Practical Fragments has written frequently about pan-assay interference compounds, or PAINS. These molecules contain substructures that frequently show up in hits that tend not to be advanceable, often wasting considerable effort. One criticism of the PAINS concept is that the original definitions were based on a limited number of screens in one assay format. In a new (open-access) J. Med. Chem. paper, Alison Axtman and collaborators at University of North Carolina Chapel Hill, Emory University, and Oxford University characterize one class of PAINS in more detail.
paper, 34 hit in at least one of the assays, and one hit all six. At the time Jonathan Baell and Georgina Holloway noted that “it is not clear for some PAINS, such as the fused tetrahydroquinolines, what the relevant mechanisms of interference may be.”
The new paper notes that fused THQs are common in screening libraries, with more than 15,000 commercially available. They also frequently show up as hits: the researchers summarize more than two dozen examples against a wide variety of targets including phosphatases, kinases, protein-protein-interactions, and more. In most cases the hits are modestly active, with low to mid micromolar IC50 values, though a few are high nanomolar.
Promiscuity per se is not necessarily bad. Just last week we noted that the 7-azaindole fragment was the starting point for three approved drugs. However, despite showing up as hits in so many screens, only one peer-reviewed paper reports a crystal structure of a fused THQ bound to a protein, and the researchers note that “no optimized chemical probes or approved drugs contain the chemotype.”
Importantly, fused THQs hit in a variety of different assay formats, including spectrophotometric, chemiluminescent, SPR, and radiochemical. Thus, these are not merely problematic in the AlphaScreen format studied in the original PAINS paper.
So what’s going on? The researchers found that, while molecules containing the fused THQ core were initially colorless, they darkened when dissolved in DMSO or chloroform, turning purple within 72 hours. Interestingly, the reaction seems to be light-dependent: solutions stored in the dark remained colorless. Thin layer chromatography and NMR showed new species forming, and mass spectrometry revealed oxidation with loss of two or four hydrogen atoms. The isolated double bond in the cyclopentene ring seemed to be the culprit, as the saturated analog was stable. Indeed, all of the hits shown in the paper contain the double bond, so fused THQs that lack this feature may be fine – if they ever show up in your assay.

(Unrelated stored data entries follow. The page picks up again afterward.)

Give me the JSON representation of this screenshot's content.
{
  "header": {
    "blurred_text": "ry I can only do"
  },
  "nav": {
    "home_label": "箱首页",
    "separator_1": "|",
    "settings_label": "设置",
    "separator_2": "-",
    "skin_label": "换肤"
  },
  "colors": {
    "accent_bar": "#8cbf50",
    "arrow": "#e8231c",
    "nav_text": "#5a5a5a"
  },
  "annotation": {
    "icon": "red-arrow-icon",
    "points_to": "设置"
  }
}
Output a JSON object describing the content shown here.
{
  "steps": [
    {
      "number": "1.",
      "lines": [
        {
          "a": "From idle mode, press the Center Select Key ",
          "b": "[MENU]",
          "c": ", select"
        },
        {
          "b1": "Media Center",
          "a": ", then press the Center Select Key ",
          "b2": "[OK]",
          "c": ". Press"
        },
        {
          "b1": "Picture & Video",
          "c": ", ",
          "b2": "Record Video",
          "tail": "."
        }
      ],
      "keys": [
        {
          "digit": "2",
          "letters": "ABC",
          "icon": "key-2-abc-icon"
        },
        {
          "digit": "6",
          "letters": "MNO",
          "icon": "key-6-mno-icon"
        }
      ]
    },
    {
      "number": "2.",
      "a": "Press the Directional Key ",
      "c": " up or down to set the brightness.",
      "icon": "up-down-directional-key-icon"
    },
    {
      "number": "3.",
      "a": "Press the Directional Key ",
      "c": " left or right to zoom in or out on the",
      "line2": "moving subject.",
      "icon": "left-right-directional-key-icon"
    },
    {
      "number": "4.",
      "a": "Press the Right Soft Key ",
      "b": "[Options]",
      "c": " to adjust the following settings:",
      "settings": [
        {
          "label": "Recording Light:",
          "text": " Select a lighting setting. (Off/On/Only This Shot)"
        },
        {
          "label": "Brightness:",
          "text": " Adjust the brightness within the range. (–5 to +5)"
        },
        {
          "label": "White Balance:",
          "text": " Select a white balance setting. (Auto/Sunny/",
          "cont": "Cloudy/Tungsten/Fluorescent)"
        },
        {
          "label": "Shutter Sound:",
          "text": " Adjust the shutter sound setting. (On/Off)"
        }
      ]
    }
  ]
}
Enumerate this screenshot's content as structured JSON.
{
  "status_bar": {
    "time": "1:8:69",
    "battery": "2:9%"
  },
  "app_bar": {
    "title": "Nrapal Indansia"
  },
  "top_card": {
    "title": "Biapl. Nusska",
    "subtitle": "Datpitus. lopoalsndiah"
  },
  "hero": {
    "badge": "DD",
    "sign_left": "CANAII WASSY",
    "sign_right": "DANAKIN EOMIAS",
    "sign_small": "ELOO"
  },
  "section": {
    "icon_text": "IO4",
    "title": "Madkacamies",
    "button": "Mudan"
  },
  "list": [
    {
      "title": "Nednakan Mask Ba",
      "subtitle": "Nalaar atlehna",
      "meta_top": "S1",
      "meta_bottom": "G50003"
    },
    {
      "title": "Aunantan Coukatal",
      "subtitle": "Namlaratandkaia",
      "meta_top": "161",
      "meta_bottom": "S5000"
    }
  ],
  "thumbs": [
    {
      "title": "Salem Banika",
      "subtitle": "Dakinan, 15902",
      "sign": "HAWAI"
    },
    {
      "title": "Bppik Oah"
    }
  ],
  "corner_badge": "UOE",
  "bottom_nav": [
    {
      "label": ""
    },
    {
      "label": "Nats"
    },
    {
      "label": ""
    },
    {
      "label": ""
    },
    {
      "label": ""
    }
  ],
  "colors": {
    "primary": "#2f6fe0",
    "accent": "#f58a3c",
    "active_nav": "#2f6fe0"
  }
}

It is still not clear exactly how the decomposition products light up so many assays, but in general it’s a good idea to steer clear of molecules that fall apart in ambient light, unless you’re trying to make a photosensitizer.
The researchers conclude that “it is tragic to continue to watch groups invest time and resources in dead-end hit-to-lead campaigns, and the medicinal chemistry community will benefit everyone if the cycle stops.”
This concludes our public service announcement.